Kılıçdaroğlu'ndan grup toplantısında çok sert eleştiriler
CHP Genel Başkanı Kemal Kılıçdaroğlu, partisinin TBMM Grup Toplantısı'nda konuştu.
Kılıçdaroğlu'nun konuşmasından satır başları;
"Hergün şehitlerimiz geliyor. 20 Temmuz darbesinden sonra bir OHAL KHK'sı ile, az önce partimize katılan yarbay Mehmet Alkan ordudan atıldı. Kardeşi şehit olan bir subay KHK ile ordudan atılıyorsa, bütün şehit yakınlarına sesleniyorum, bu tabloyu içinize sindiriyor musunuz? Bu tabloyu içinize sindiremiyorsanız elinizi vicdanınıza koyup öyle oy kullanacaksınız.

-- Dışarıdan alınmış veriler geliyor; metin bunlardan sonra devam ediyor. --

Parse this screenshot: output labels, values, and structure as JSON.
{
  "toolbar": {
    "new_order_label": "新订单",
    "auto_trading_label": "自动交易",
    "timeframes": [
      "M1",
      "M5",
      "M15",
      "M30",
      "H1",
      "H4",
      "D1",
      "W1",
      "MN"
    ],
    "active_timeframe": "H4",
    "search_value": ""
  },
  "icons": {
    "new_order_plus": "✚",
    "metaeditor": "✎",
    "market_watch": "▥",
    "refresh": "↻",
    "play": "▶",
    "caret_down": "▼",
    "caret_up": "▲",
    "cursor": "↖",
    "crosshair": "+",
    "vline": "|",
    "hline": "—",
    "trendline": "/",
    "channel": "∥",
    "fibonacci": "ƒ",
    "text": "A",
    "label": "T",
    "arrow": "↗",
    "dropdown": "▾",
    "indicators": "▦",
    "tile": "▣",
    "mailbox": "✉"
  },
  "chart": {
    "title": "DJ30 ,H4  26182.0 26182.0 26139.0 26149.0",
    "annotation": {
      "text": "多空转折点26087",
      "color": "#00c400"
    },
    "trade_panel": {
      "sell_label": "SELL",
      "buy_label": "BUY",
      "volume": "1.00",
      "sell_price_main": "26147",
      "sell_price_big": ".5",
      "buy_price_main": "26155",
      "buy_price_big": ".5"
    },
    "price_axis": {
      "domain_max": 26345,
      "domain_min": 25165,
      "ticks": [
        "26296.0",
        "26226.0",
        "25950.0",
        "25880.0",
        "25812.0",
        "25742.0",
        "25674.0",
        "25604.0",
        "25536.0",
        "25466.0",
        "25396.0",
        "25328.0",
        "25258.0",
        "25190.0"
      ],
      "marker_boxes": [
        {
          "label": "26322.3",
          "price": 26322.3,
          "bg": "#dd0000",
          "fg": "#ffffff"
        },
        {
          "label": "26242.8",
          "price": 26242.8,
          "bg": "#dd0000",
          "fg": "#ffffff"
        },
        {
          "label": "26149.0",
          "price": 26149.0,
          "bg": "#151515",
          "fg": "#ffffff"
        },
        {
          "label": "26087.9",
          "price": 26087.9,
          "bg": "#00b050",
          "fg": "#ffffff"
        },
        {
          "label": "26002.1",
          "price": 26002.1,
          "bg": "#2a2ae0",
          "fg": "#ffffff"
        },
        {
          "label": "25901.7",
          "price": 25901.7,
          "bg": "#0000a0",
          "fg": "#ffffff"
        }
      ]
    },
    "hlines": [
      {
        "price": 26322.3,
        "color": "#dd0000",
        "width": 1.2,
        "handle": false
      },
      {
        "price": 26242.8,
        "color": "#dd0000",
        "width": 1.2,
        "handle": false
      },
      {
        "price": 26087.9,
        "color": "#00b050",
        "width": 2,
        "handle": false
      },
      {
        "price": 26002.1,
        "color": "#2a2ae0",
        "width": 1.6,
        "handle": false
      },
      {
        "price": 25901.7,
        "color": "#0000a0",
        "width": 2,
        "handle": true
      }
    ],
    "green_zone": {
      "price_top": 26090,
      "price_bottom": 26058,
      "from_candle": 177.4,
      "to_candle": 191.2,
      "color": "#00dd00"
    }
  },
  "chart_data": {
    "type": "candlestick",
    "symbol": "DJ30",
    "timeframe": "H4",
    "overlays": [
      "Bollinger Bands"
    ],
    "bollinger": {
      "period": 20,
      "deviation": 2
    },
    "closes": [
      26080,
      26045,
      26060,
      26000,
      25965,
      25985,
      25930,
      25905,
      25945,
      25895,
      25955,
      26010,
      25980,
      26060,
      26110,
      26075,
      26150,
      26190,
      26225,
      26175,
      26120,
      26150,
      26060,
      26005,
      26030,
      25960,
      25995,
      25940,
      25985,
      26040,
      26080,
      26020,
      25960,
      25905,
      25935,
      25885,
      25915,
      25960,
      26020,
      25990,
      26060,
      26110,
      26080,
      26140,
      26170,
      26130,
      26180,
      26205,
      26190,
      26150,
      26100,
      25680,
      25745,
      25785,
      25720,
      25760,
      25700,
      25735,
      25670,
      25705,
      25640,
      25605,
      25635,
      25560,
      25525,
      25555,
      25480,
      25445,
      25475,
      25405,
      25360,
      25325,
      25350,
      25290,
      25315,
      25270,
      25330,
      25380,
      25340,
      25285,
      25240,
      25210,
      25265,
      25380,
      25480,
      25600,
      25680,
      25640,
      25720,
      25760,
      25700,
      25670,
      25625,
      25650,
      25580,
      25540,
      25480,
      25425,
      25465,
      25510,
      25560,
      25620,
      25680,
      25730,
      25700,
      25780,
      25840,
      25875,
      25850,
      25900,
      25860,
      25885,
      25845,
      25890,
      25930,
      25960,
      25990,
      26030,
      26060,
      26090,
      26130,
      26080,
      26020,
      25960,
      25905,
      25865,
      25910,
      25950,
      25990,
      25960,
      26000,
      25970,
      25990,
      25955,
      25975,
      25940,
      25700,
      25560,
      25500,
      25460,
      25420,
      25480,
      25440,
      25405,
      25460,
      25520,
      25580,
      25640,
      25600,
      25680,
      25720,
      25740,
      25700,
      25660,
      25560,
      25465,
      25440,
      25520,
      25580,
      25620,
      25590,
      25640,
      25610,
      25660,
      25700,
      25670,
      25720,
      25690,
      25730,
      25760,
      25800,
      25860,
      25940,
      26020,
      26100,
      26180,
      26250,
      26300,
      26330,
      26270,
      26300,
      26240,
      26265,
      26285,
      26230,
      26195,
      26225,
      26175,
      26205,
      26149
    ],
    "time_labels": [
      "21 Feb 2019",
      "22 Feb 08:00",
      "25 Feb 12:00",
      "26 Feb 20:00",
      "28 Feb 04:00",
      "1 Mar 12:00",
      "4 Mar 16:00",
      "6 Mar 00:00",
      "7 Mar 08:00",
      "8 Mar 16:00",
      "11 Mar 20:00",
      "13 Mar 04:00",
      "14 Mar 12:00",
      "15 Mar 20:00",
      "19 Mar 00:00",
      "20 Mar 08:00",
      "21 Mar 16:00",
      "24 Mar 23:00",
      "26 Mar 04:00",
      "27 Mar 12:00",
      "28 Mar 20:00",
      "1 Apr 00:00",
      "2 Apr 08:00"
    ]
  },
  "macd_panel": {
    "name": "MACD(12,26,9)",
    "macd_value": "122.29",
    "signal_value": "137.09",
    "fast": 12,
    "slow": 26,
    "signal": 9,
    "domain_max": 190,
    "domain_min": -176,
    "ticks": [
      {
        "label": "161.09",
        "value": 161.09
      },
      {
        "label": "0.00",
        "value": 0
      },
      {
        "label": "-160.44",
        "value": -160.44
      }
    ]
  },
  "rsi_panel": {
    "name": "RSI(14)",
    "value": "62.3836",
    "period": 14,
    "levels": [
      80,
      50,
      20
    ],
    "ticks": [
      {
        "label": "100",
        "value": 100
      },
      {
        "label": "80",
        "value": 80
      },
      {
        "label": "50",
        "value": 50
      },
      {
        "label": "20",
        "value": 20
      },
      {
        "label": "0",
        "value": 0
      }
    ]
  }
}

Sadece ordudan atılmadı, pasaport verilmedi, emekli ikramiyesi verilmedi, kredi kartı bile verilmiyor. Sivil ölüme mahkum ediliyor. Bunları yapanın yatacak yeri yok. Bu tablodan güç alanlar ne yapıyor. Herkesin gözü önünde iki gazimizi darp ediyorlar. Bu cesareti kimden alıyorlar, bu sorgulanmalı.

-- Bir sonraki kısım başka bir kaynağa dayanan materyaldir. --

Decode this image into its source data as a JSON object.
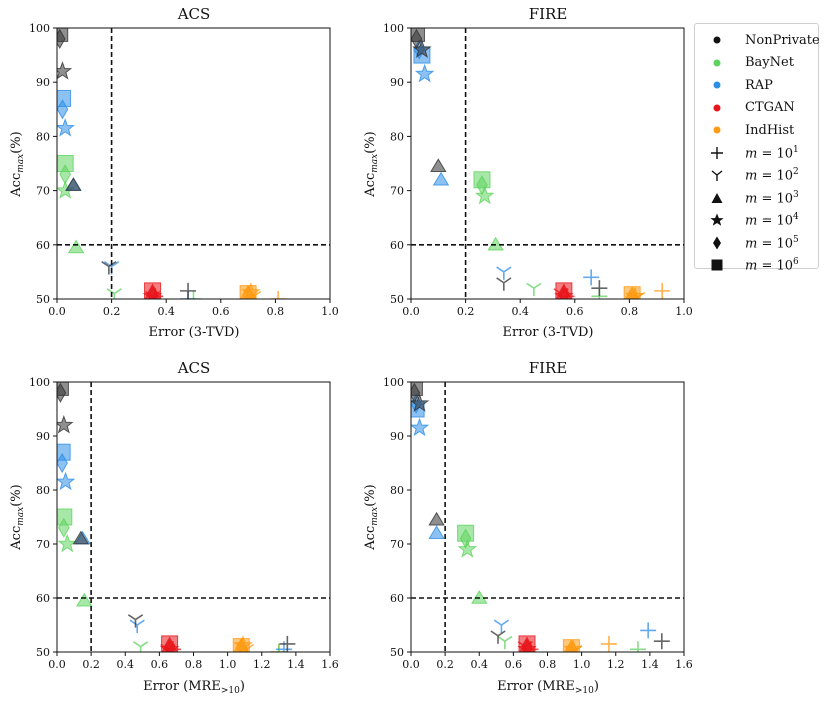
{
  "chart_data": [
    {
      "type": "scatter",
      "title": "ACS",
      "xlabel": "Error (3-TVD)",
      "ylabel": "Acc_max (%)",
      "xlim": [
        0,
        1.0
      ],
      "ylim": [
        50,
        100
      ],
      "xticks": [
        "0.0",
        "0.2",
        "0.4",
        "0.6",
        "0.8",
        "1.0"
      ],
      "xtick_values": [
        0,
        0.2,
        0.4,
        0.6,
        0.8,
        1.0
      ],
      "yticks": [
        "50",
        "60",
        "70",
        "80",
        "90",
        "100"
      ],
      "ytick_values": [
        50,
        60,
        70,
        80,
        90,
        100
      ],
      "hline": 60,
      "vline": 0.2,
      "points": [
        {
          "method": "NonPrivate",
          "m": "1e5",
          "x": 0.01,
          "y": 98
        },
        {
          "method": "NonPrivate",
          "m": "1e6",
          "x": 0.01,
          "y": 99
        },
        {
          "method": "NonPrivate",
          "m": "1e4",
          "x": 0.02,
          "y": 92
        },
        {
          "method": "NonPrivate",
          "m": "1e3",
          "x": 0.06,
          "y": 71
        },
        {
          "method": "NonPrivate",
          "m": "1e2",
          "x": 0.19,
          "y": 56
        },
        {
          "method": "NonPrivate",
          "m": "1e1",
          "x": 0.48,
          "y": 51.5
        },
        {
          "method": "BayNet",
          "m": "1e6",
          "x": 0.03,
          "y": 75
        },
        {
          "method": "BayNet",
          "m": "1e5",
          "x": 0.03,
          "y": 73
        },
        {
          "method": "BayNet",
          "m": "1e4",
          "x": 0.03,
          "y": 70
        },
        {
          "method": "BayNet",
          "m": "1e3",
          "x": 0.07,
          "y": 59.5
        },
        {
          "method": "BayNet",
          "m": "1e2",
          "x": 0.21,
          "y": 51
        },
        {
          "method": "BayNet",
          "m": "1e1",
          "x": 0.5,
          "y": 50
        },
        {
          "method": "RAP",
          "m": "1e6",
          "x": 0.02,
          "y": 87
        },
        {
          "method": "RAP",
          "m": "1e5",
          "x": 0.02,
          "y": 85
        },
        {
          "method": "RAP",
          "m": "1e4",
          "x": 0.03,
          "y": 81.5
        },
        {
          "method": "RAP",
          "m": "1e3",
          "x": 0.06,
          "y": 71
        },
        {
          "method": "RAP",
          "m": "1e2",
          "x": 0.2,
          "y": 56
        },
        {
          "method": "RAP",
          "m": "1e1",
          "x": 0.48,
          "y": 50
        },
        {
          "method": "CTGAN",
          "m": "1e6",
          "x": 0.35,
          "y": 51.5
        },
        {
          "method": "CTGAN",
          "m": "1e5",
          "x": 0.35,
          "y": 51
        },
        {
          "method": "CTGAN",
          "m": "1e4",
          "x": 0.35,
          "y": 50.5
        },
        {
          "method": "CTGAN",
          "m": "1e3",
          "x": 0.35,
          "y": 51
        },
        {
          "method": "CTGAN",
          "m": "1e2",
          "x": 0.35,
          "y": 50.5
        },
        {
          "method": "CTGAN",
          "m": "1e1",
          "x": 0.36,
          "y": 50.5
        },
        {
          "method": "IndHist",
          "m": "1e6",
          "x": 0.7,
          "y": 51
        },
        {
          "method": "IndHist",
          "m": "1e5",
          "x": 0.7,
          "y": 50.8
        },
        {
          "method": "IndHist",
          "m": "1e4",
          "x": 0.71,
          "y": 51.2
        },
        {
          "method": "IndHist",
          "m": "1e3",
          "x": 0.7,
          "y": 51
        },
        {
          "method": "IndHist",
          "m": "1e2",
          "x": 0.72,
          "y": 50.5
        },
        {
          "method": "IndHist",
          "m": "1e1",
          "x": 0.81,
          "y": 50
        }
      ]
    },
    {
      "type": "scatter",
      "title": "FIRE",
      "xlabel": "Error (3-TVD)",
      "ylabel": "Acc_max (%)",
      "xlim": [
        0,
        1.0
      ],
      "ylim": [
        50,
        100
      ],
      "xticks": [
        "0.0",
        "0.2",
        "0.4",
        "0.6",
        "0.8",
        "1.0"
      ],
      "xtick_values": [
        0,
        0.2,
        0.4,
        0.6,
        0.8,
        1.0
      ],
      "yticks": [
        "50",
        "60",
        "70",
        "80",
        "90",
        "100"
      ],
      "ytick_values": [
        50,
        60,
        70,
        80,
        90,
        100
      ],
      "hline": 60,
      "vline": 0.2,
      "points": [
        {
          "method": "NonPrivate",
          "m": "1e6",
          "x": 0.02,
          "y": 99
        },
        {
          "method": "NonPrivate",
          "m": "1e5",
          "x": 0.02,
          "y": 98
        },
        {
          "method": "NonPrivate",
          "m": "1e4",
          "x": 0.04,
          "y": 96
        },
        {
          "method": "NonPrivate",
          "m": "1e3",
          "x": 0.1,
          "y": 74.5
        },
        {
          "method": "NonPrivate",
          "m": "1e2",
          "x": 0.34,
          "y": 53
        },
        {
          "method": "NonPrivate",
          "m": "1e1",
          "x": 0.69,
          "y": 52
        },
        {
          "method": "BayNet",
          "m": "1e6",
          "x": 0.26,
          "y": 72
        },
        {
          "method": "BayNet",
          "m": "1e5",
          "x": 0.26,
          "y": 71
        },
        {
          "method": "BayNet",
          "m": "1e4",
          "x": 0.27,
          "y": 69
        },
        {
          "method": "BayNet",
          "m": "1e3",
          "x": 0.31,
          "y": 60
        },
        {
          "method": "BayNet",
          "m": "1e2",
          "x": 0.45,
          "y": 52
        },
        {
          "method": "BayNet",
          "m": "1e1",
          "x": 0.69,
          "y": 50.5
        },
        {
          "method": "RAP",
          "m": "1e6",
          "x": 0.04,
          "y": 95
        },
        {
          "method": "RAP",
          "m": "1e5",
          "x": 0.03,
          "y": 96
        },
        {
          "method": "RAP",
          "m": "1e4",
          "x": 0.05,
          "y": 91.5
        },
        {
          "method": "RAP",
          "m": "1e3",
          "x": 0.11,
          "y": 72
        },
        {
          "method": "RAP",
          "m": "1e2",
          "x": 0.34,
          "y": 55
        },
        {
          "method": "RAP",
          "m": "1e1",
          "x": 0.66,
          "y": 54
        },
        {
          "method": "CTGAN",
          "m": "1e6",
          "x": 0.56,
          "y": 51.5
        },
        {
          "method": "CTGAN",
          "m": "1e5",
          "x": 0.56,
          "y": 51
        },
        {
          "method": "CTGAN",
          "m": "1e4",
          "x": 0.56,
          "y": 50.5
        },
        {
          "method": "CTGAN",
          "m": "1e3",
          "x": 0.56,
          "y": 51
        },
        {
          "method": "CTGAN",
          "m": "1e2",
          "x": 0.55,
          "y": 51
        },
        {
          "method": "CTGAN",
          "m": "1e1",
          "x": 0.57,
          "y": 50.5
        },
        {
          "method": "IndHist",
          "m": "1e6",
          "x": 0.81,
          "y": 50.8
        },
        {
          "method": "IndHist",
          "m": "1e5",
          "x": 0.81,
          "y": 50.5
        },
        {
          "method": "IndHist",
          "m": "1e4",
          "x": 0.82,
          "y": 50.5
        },
        {
          "method": "IndHist",
          "m": "1e3",
          "x": 0.81,
          "y": 50.8
        },
        {
          "method": "IndHist",
          "m": "1e2",
          "x": 0.83,
          "y": 50.3
        },
        {
          "method": "IndHist",
          "m": "1e1",
          "x": 0.92,
          "y": 51.5
        }
      ]
    },
    {
      "type": "scatter",
      "title": "ACS",
      "xlabel": "Error (MRE>10)",
      "ylabel": "Acc_max (%)",
      "xlim": [
        0,
        1.6
      ],
      "ylim": [
        50,
        100
      ],
      "xticks": [
        "0.0",
        "0.2",
        "0.4",
        "0.6",
        "0.8",
        "1.0",
        "1.2",
        "1.4",
        "1.6"
      ],
      "xtick_values": [
        0,
        0.2,
        0.4,
        0.6,
        0.8,
        1.0,
        1.2,
        1.4,
        1.6
      ],
      "yticks": [
        "50",
        "60",
        "70",
        "80",
        "90",
        "100"
      ],
      "ytick_values": [
        50,
        60,
        70,
        80,
        90,
        100
      ],
      "hline": 60,
      "vline": 0.2,
      "points": [
        {
          "method": "NonPrivate",
          "m": "1e5",
          "x": 0.02,
          "y": 98
        },
        {
          "method": "NonPrivate",
          "m": "1e6",
          "x": 0.02,
          "y": 99
        },
        {
          "method": "NonPrivate",
          "m": "1e4",
          "x": 0.04,
          "y": 92
        },
        {
          "method": "NonPrivate",
          "m": "1e3",
          "x": 0.14,
          "y": 71
        },
        {
          "method": "NonPrivate",
          "m": "1e2",
          "x": 0.46,
          "y": 56
        },
        {
          "method": "NonPrivate",
          "m": "1e1",
          "x": 1.35,
          "y": 51.5
        },
        {
          "method": "BayNet",
          "m": "1e6",
          "x": 0.04,
          "y": 75
        },
        {
          "method": "BayNet",
          "m": "1e5",
          "x": 0.04,
          "y": 73
        },
        {
          "method": "BayNet",
          "m": "1e4",
          "x": 0.06,
          "y": 70
        },
        {
          "method": "BayNet",
          "m": "1e3",
          "x": 0.16,
          "y": 59.5
        },
        {
          "method": "BayNet",
          "m": "1e2",
          "x": 0.49,
          "y": 51
        },
        {
          "method": "BayNet",
          "m": "1e1",
          "x": 1.3,
          "y": 50
        },
        {
          "method": "RAP",
          "m": "1e6",
          "x": 0.03,
          "y": 87
        },
        {
          "method": "RAP",
          "m": "1e5",
          "x": 0.03,
          "y": 85
        },
        {
          "method": "RAP",
          "m": "1e4",
          "x": 0.05,
          "y": 81.5
        },
        {
          "method": "RAP",
          "m": "1e3",
          "x": 0.15,
          "y": 71
        },
        {
          "method": "RAP",
          "m": "1e2",
          "x": 0.47,
          "y": 55
        },
        {
          "method": "RAP",
          "m": "1e1",
          "x": 1.33,
          "y": 50.5
        },
        {
          "method": "CTGAN",
          "m": "1e6",
          "x": 0.66,
          "y": 51.5
        },
        {
          "method": "CTGAN",
          "m": "1e5",
          "x": 0.66,
          "y": 51
        },
        {
          "method": "CTGAN",
          "m": "1e4",
          "x": 0.66,
          "y": 50.5
        },
        {
          "method": "CTGAN",
          "m": "1e3",
          "x": 0.66,
          "y": 51
        },
        {
          "method": "CTGAN",
          "m": "1e2",
          "x": 0.65,
          "y": 50.5
        },
        {
          "method": "CTGAN",
          "m": "1e1",
          "x": 0.68,
          "y": 50.5
        },
        {
          "method": "IndHist",
          "m": "1e6",
          "x": 1.08,
          "y": 51
        },
        {
          "method": "IndHist",
          "m": "1e5",
          "x": 1.08,
          "y": 50.8
        },
        {
          "method": "IndHist",
          "m": "1e4",
          "x": 1.09,
          "y": 51.2
        },
        {
          "method": "IndHist",
          "m": "1e3",
          "x": 1.08,
          "y": 51
        },
        {
          "method": "IndHist",
          "m": "1e2",
          "x": 1.11,
          "y": 50.5
        },
        {
          "method": "IndHist",
          "m": "1e1",
          "x": 1.3,
          "y": 50
        }
      ]
    },
    {
      "type": "scatter",
      "title": "FIRE",
      "xlabel": "Error (MRE>10)",
      "ylabel": "Acc_max (%)",
      "xlim": [
        0,
        1.6
      ],
      "ylim": [
        50,
        100
      ],
      "xticks": [
        "0.0",
        "0.2",
        "0.4",
        "0.6",
        "0.8",
        "1.0",
        "1.2",
        "1.4",
        "1.6"
      ],
      "xtick_values": [
        0,
        0.2,
        0.4,
        0.6,
        0.8,
        1.0,
        1.2,
        1.4,
        1.6
      ],
      "yticks": [
        "50",
        "60",
        "70",
        "80",
        "90",
        "100"
      ],
      "ytick_values": [
        50,
        60,
        70,
        80,
        90,
        100
      ],
      "hline": 60,
      "vline": 0.2,
      "points": [
        {
          "method": "NonPrivate",
          "m": "1e6",
          "x": 0.02,
          "y": 99
        },
        {
          "method": "NonPrivate",
          "m": "1e5",
          "x": 0.02,
          "y": 98
        },
        {
          "method": "NonPrivate",
          "m": "1e4",
          "x": 0.05,
          "y": 96
        },
        {
          "method": "NonPrivate",
          "m": "1e3",
          "x": 0.15,
          "y": 74.5
        },
        {
          "method": "NonPrivate",
          "m": "1e2",
          "x": 0.51,
          "y": 53
        },
        {
          "method": "NonPrivate",
          "m": "1e1",
          "x": 1.47,
          "y": 52
        },
        {
          "method": "BayNet",
          "m": "1e6",
          "x": 0.32,
          "y": 72
        },
        {
          "method": "BayNet",
          "m": "1e5",
          "x": 0.32,
          "y": 71
        },
        {
          "method": "BayNet",
          "m": "1e4",
          "x": 0.33,
          "y": 69
        },
        {
          "method": "BayNet",
          "m": "1e3",
          "x": 0.4,
          "y": 60
        },
        {
          "method": "BayNet",
          "m": "1e2",
          "x": 0.55,
          "y": 52
        },
        {
          "method": "BayNet",
          "m": "1e1",
          "x": 1.33,
          "y": 50.5
        },
        {
          "method": "RAP",
          "m": "1e6",
          "x": 0.03,
          "y": 95
        },
        {
          "method": "RAP",
          "m": "1e5",
          "x": 0.03,
          "y": 96
        },
        {
          "method": "RAP",
          "m": "1e4",
          "x": 0.05,
          "y": 91.5
        },
        {
          "method": "RAP",
          "m": "1e3",
          "x": 0.15,
          "y": 72
        },
        {
          "method": "RAP",
          "m": "1e2",
          "x": 0.53,
          "y": 55
        },
        {
          "method": "RAP",
          "m": "1e1",
          "x": 1.39,
          "y": 54
        },
        {
          "method": "CTGAN",
          "m": "1e6",
          "x": 0.68,
          "y": 51.5
        },
        {
          "method": "CTGAN",
          "m": "1e5",
          "x": 0.68,
          "y": 51
        },
        {
          "method": "CTGAN",
          "m": "1e4",
          "x": 0.68,
          "y": 50.5
        },
        {
          "method": "CTGAN",
          "m": "1e3",
          "x": 0.68,
          "y": 51
        },
        {
          "method": "CTGAN",
          "m": "1e2",
          "x": 0.67,
          "y": 51
        },
        {
          "method": "CTGAN",
          "m": "1e1",
          "x": 0.7,
          "y": 50.5
        },
        {
          "method": "IndHist",
          "m": "1e6",
          "x": 0.94,
          "y": 50.8
        },
        {
          "method": "IndHist",
          "m": "1e5",
          "x": 0.94,
          "y": 50.5
        },
        {
          "method": "IndHist",
          "m": "1e4",
          "x": 0.95,
          "y": 50.5
        },
        {
          "method": "IndHist",
          "m": "1e3",
          "x": 0.94,
          "y": 50.8
        },
        {
          "method": "IndHist",
          "m": "1e2",
          "x": 0.96,
          "y": 50.3
        },
        {
          "method": "IndHist",
          "m": "1e1",
          "x": 1.16,
          "y": 51.5
        }
      ]
    }
  ],
  "methods": [
    {
      "name": "NonPrivate",
      "color": "#333333"
    },
    {
      "name": "BayNet",
      "color": "#5fd35f"
    },
    {
      "name": "RAP",
      "color": "#2d8ee8"
    },
    {
      "name": "CTGAN",
      "color": "#e8161b"
    },
    {
      "name": "IndHist",
      "color": "#ff9a12"
    }
  ],
  "legend": {
    "methods": [
      "NonPrivate",
      "BayNet",
      "RAP",
      "CTGAN",
      "IndHist"
    ],
    "sizes": [
      {
        "var": "m",
        "eq": " = 10",
        "exp": "1",
        "marker": "plus"
      },
      {
        "var": "m",
        "eq": " = 10",
        "exp": "2",
        "marker": "tri"
      },
      {
        "var": "m",
        "eq": " = 10",
        "exp": "3",
        "marker": "triangle"
      },
      {
        "var": "m",
        "eq": " = 10",
        "exp": "4",
        "marker": "star"
      },
      {
        "var": "m",
        "eq": " = 10",
        "exp": "5",
        "marker": "diamond"
      },
      {
        "var": "m",
        "eq": " = 10",
        "exp": "6",
        "marker": "square"
      }
    ]
  },
  "axis_text": {
    "ylabel_main": "Acc",
    "ylabel_sub": "max",
    "ylabel_tail": "(%)",
    "mre_main": "Error (MRE",
    "mre_sub": ">10",
    "mre_tail": ")"
  }
}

Havuz medyasından bir köşe yazarı gazilere şaklaban diyecek kadar aklını yitirmiş. Aslında kendisi bir şaklaban. Kimsin sen gazilere bunu diyorsun? Gazete sahibi ve diğer yazarlar ne yapacak çok merak ediyorum? Merak ediyorum, Başbakan, AK Parti'nin Genel Başkanı ne yapacak? Yeri geldiğinde bizi çok acımasızca eleştiriyorlar. Ne yaparlarsa yapsınlar biz gazilerimize sahip çıkacağız. Sevgili yarbayımız aramıza hoş geldiniz.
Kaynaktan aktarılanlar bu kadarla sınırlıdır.